Pelo parabrisa as luzes confusas dos carros da contra-mão junto às buzinadas desnecessárias que os vândalos do trânsito insistem em oferecer aos ouvidos presentes como forma de obter atenção fazia aumentar profundamente a impaciência. Na altura de uma agência da Caixa Federal, naquele ponto de aspecto pobre da Grande Belo Horizonte, o velho Júlio teve que confirmar com a motorista misteriosa o local para onde seguiam. Lindy era uma mulher casada e morava para aquelas bandas. Ele só sabia isso.

Meu marido é caminhoneiro e volta para casa sempre no sábado pela manhã“. “Relaxa! Não vamos passar a noite toda lá em casa“. Era para a casa dela mesmo para onde iam. Como ele desconfiava. E a irmã? Ela lhe falava dentro da sala de aula que havia uma irmã que mora com ela e o marido. Pensamentos mais picantes penetravam na cabeça do homem de meia-idade que se mantinha em silêncio a maior parte do tempo.

Uma virada à direita e a avenida foi deixada. O caminho tornou-se mais estreito e ainda mais paupérrima a aparência do ambiente. Adentraram-se em um bairro com algumas casas boas revezando com barracos e sobrados cheios de puxadinhos. Ruas pavimentadas e outras de chão puro. Um córrego à céu aberto despontou. O carro o contornou até certo ponto. A iluminação viária desceu. Postes com lâmpadas acesas intercalavam outros com elas quebradas.
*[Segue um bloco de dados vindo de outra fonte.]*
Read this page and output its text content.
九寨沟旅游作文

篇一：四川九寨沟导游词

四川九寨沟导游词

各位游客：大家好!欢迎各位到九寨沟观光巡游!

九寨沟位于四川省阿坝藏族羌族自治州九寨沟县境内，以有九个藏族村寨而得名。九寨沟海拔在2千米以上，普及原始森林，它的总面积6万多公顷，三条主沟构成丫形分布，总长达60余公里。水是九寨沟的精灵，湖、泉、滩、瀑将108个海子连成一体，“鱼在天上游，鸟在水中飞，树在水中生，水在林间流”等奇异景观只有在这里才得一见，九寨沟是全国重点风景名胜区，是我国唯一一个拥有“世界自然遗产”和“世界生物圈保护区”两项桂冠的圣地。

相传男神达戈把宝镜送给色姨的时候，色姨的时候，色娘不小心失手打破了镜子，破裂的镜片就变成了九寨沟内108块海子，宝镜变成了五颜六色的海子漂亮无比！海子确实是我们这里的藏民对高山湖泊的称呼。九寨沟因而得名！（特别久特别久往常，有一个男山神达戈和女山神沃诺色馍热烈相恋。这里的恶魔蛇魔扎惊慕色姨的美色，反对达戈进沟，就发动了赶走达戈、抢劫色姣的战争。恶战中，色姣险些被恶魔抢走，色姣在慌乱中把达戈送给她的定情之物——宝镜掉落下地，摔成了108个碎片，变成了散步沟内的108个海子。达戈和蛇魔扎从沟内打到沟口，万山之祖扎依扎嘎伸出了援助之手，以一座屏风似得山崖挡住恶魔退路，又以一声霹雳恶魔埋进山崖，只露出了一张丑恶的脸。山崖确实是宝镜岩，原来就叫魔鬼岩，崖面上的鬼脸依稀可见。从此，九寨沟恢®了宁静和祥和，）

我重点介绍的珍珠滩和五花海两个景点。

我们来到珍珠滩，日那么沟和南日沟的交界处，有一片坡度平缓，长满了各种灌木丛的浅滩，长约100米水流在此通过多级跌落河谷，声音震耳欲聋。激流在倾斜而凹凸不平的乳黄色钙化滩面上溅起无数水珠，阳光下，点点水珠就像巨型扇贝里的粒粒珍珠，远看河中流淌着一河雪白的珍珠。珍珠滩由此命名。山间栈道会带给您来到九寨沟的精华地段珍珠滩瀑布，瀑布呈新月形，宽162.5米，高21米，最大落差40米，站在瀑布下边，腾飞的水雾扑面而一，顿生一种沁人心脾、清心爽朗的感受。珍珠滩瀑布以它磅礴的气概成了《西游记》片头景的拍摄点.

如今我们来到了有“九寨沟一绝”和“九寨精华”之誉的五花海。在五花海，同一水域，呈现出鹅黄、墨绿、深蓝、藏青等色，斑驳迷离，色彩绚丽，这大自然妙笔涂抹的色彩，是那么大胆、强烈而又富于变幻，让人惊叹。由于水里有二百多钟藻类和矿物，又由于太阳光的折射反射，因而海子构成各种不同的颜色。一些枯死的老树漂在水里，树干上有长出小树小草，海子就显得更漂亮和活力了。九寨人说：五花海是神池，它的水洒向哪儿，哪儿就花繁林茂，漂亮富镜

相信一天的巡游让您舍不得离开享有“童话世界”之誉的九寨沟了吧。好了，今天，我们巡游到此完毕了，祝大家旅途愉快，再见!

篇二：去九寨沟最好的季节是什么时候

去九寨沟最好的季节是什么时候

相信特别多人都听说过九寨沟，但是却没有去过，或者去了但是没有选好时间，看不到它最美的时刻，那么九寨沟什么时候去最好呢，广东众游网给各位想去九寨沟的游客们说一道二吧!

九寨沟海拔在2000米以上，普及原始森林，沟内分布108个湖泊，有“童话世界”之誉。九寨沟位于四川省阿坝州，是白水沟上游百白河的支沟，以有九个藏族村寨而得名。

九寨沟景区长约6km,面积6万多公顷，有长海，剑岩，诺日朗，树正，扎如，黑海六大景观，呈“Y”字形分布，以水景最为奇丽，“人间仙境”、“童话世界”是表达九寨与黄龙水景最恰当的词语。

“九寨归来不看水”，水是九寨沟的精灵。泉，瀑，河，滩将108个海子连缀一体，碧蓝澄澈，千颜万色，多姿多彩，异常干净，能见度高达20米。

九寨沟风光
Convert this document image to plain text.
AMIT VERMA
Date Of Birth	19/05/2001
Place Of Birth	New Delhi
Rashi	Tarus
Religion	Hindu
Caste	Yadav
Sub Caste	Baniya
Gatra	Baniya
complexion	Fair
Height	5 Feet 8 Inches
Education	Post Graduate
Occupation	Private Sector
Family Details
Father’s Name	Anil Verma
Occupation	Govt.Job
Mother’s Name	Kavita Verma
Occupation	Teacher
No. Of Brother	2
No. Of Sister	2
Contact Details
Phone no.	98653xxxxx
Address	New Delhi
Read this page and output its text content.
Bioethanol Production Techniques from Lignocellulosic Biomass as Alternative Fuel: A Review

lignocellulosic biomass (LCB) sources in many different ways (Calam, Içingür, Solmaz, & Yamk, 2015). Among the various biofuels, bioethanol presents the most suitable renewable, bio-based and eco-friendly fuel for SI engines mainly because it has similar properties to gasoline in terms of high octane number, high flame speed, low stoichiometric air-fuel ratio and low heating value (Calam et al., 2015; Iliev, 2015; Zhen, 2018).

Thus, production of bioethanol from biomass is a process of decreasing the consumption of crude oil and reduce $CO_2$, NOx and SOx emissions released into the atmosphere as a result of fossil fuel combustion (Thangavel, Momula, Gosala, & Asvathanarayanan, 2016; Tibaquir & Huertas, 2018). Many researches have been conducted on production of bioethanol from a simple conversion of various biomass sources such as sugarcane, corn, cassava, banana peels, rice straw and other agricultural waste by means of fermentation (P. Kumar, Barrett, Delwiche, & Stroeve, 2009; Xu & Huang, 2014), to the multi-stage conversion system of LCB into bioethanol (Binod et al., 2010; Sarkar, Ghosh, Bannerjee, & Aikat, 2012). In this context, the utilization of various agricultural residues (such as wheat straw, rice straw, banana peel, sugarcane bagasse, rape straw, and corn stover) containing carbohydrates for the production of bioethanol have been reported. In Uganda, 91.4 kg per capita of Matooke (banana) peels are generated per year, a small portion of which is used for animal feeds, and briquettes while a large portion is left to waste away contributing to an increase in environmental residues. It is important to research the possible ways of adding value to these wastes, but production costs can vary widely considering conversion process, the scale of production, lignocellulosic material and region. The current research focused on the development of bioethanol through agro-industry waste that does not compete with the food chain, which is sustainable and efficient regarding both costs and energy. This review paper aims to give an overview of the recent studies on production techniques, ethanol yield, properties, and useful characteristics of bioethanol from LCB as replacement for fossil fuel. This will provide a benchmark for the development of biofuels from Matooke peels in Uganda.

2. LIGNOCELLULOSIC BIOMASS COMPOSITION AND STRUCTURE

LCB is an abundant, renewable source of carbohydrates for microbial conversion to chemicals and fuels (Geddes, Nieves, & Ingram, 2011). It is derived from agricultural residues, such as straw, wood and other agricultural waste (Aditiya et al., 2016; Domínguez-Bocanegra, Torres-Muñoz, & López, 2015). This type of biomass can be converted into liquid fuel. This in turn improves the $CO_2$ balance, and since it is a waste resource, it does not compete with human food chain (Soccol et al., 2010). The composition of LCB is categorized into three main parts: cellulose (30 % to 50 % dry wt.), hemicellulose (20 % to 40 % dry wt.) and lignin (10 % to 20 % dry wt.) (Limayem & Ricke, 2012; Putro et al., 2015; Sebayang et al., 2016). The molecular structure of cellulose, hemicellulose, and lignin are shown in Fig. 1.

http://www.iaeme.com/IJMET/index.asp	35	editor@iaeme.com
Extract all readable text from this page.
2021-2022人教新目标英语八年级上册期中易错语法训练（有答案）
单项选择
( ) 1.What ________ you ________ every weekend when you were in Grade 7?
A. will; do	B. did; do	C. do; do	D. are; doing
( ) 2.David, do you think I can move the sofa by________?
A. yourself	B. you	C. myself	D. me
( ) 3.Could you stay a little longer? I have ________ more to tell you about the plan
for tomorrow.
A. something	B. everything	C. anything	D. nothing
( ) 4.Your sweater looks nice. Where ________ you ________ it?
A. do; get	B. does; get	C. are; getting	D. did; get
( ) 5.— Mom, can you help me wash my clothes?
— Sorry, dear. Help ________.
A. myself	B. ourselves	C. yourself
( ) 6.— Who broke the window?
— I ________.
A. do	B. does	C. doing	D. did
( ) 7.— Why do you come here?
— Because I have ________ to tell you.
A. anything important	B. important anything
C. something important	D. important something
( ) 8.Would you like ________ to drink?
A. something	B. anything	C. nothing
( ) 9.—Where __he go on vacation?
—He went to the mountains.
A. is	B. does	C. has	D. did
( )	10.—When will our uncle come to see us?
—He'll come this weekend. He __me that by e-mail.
O medo que Júlio sentia tentando não deixar transparecer misturava-se com a excitação causada pelo sombrio panorama voltado para a expectativa de infortúnios típicos de periferia. Superava a inevitável aflição de ser flagrado pelo conjugue legítimo de Lindy. Porém, estranhamente não burlava esses contrapontos a vontade de ultrapassar os momentos preliminares à diversão que estavam à espera de degustar.